View the Project on GitHub drelhaj/OsmanReadability

OSMAN Readability Metric.

OSMAN (Open Source Metric for Measuring Arabic Narratives) - a novel open source Arabic readability metric and tool. It allows researchers to calculate readability for Arabic text using our new OSMAN readability score.

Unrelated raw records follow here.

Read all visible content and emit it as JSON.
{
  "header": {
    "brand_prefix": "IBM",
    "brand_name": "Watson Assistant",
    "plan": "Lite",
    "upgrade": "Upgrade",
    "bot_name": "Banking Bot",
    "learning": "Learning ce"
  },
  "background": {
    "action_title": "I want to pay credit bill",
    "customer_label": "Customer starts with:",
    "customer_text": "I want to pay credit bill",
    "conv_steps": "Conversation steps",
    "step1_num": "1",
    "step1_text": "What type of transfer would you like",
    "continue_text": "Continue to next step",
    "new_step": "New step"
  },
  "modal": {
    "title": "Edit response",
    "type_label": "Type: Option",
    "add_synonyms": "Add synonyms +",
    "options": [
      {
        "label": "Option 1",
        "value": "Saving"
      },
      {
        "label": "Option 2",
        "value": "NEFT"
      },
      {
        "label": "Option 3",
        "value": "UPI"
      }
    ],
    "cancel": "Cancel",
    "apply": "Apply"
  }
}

The tool was published as a full paper at LREC 2016 conference in Slovenia. [El-Haj, M., and Rayson. "OSMAN - A Novel Arabic Readability Metric". 10th edition of the Language Resources and Evaluation Conference (LREC'16). May 2016. Portoroz, Slovenia.] http://www.lancaster.ac.uk/staff/elhaj/docs/elhajlrec2016Arabic.pdf

To access code and for more details on how to download/run the tool please navigate to our OSMAN GitHub repository by clicking on View on GitHub button up there or via link below: OSMAN Readability GitHub Repository: https://github.com/drelhaj/OsmanReadability.

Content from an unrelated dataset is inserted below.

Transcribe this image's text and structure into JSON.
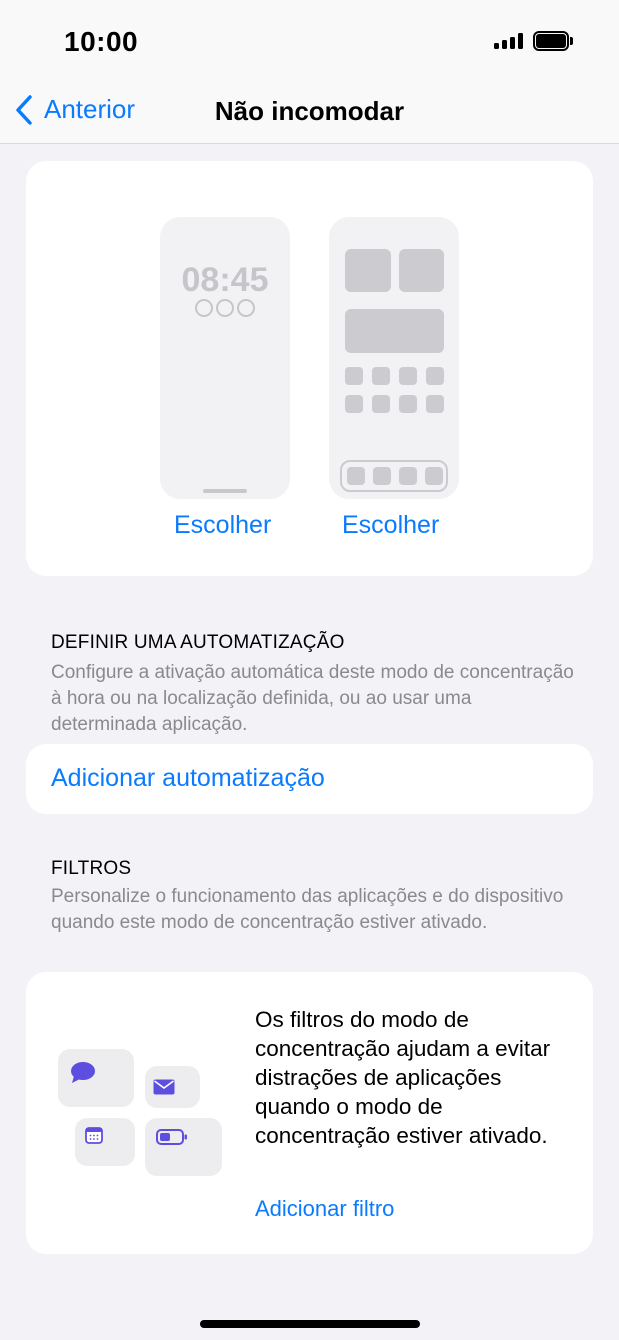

OSMAN Arabic Readability Formula

The formula calculates readability for Arabic text with and without diacritics (Tashkeel). The tool presents a novel way towards counting syllables in Arabic which has been a difficult task for many years. The tools provides accurate results for text with diacritics. As we are aware that the majority of Arabic text available online these days is written with the absence of diacritics, we provide the user with an option to use Mishkal sourceforge.net/mishkal/, which is a free online tool that adds diacritics back in to Arabic text, the tools reaches an accuracy over 85%.

Arabic Syllables!

In our tool we count the two main types of Arabic syllables, short and long in addition to stressed syllables. Short syllables are simply a single consonant followed by a single short vowel (e.g. “كَتَبَ” [ka-ta-ba], “he wrote”). A long syllable usually is a consonant plus a long vowel (e.g. “كِتَاب” [ki-taab], “book”) the example shows a short syllable followed by a long one. Stress syllables are those considered as double letters, indicating a double consonants with no vowel in between (e.g. “شَدَّدَ”ƒ, [shaDDaDa], “he stressed”).

Dataset

we used 73,000 parallel English and Arabic paragraphs from the United Nations (UN) corpus uncorpora.org/ – a collection of resolutions of the General Assembly from Volume I of GA regular sessions 55-62 (Rafalovitch and Dale, 2009). The Arabic text by the UN has been written with the absence of diacritics. We used Mishkal to add diacritics to the Arabic text. Each language has around 3 million words from more than 2,000 documents with each document containing 36 paragraphs on average.

Ref: A. Rafalovitch and R. Dale. 2009. United Nations General Assembly Resolutions: A Six-Language Parallel Corpus. In Proceedings of the MT Summit XII, pages 292–299. International Association of Machine Translation, August.